AI is already being incorporated into content creation by providing automated solutions which help in creating, editing and visualising content. This technology can be used for activities such as data mining for identifying trends, content curation or the creation of visuals. AI can detect emerging developments in content to aid the creative process, from text analysis to video and audio editing.
The capability of AI to create art has been seen in different forms, from digital music compositions to the visual arts. In many cases, AI-generated art has been able to fool a portion of the public thanks to a resemblance to real art created by humans, but this is now opening the doors to a complex process of litigation by originators who feel they are being plagiarised or pirated.
So, for me, at present, although the fear of AI replacing traditional content production process is understandable, it is important to know that it is not always the best way forward. AI can be used as a complement or enhancement when creating content, but is not a replacement for the human element, which requires a subtle touch, nuance and a wealth of experience. AI might not know the difference between the words maize and corn, but a client in the cooking oil or popcorn business certainly will. AI is best used to automate parts of the process which can be tedious and time consuming, such as data collection and analysis, allowing the time saved to let us creators focus on the many imaginative and perhaps inspirational aspects of the content creation process.

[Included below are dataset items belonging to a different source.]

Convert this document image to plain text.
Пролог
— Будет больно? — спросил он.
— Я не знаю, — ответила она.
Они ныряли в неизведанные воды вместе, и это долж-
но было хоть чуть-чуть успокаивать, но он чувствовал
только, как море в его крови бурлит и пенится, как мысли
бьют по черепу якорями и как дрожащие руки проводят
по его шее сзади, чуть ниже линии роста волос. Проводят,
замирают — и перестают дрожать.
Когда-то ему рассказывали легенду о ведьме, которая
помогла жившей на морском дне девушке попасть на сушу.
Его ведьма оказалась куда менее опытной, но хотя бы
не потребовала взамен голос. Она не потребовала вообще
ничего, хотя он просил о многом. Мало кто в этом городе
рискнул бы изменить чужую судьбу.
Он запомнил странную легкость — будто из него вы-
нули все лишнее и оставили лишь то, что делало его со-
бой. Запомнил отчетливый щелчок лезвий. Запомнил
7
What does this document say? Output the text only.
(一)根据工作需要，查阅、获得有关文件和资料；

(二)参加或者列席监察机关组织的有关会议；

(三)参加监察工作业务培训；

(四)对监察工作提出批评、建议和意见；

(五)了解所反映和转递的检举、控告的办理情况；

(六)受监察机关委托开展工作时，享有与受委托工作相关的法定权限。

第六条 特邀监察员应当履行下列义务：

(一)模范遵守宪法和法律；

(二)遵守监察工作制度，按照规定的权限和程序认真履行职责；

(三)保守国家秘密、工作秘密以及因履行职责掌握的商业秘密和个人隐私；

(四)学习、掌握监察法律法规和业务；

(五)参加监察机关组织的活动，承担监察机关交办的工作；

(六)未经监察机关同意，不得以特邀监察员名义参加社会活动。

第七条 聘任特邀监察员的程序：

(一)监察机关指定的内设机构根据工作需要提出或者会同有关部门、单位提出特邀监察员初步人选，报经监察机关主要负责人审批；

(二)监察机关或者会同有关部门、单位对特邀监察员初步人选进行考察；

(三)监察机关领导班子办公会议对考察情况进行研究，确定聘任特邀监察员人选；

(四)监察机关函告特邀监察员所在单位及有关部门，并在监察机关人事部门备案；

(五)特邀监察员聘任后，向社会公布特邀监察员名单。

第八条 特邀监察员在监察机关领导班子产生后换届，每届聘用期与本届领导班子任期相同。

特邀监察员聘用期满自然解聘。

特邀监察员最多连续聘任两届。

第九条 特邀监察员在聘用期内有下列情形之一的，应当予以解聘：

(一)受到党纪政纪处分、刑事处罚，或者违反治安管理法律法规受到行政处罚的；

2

So for the time being, fear of AI and its use in content creation is natural, but it should not be a guiding factor when making decisions about the who/what/when/where/why and how of creating content. AI should be used to make the content creation process more efficient and allow more time for creativity, but should not be the final part of the process, which thankfully still requires intuitive human intervention. But make no mistake, there can be no doubt that AI and the machine-learning processes are going to get better, more impressive and more user-friendly in the future…
Just not yet please.
*Full disclosure – some of this article was generated by one of the ubiquitous ‘AI’ applications available for free on the internet. It was, however, edited, enhanced, nuanced and had some glitter added by a human.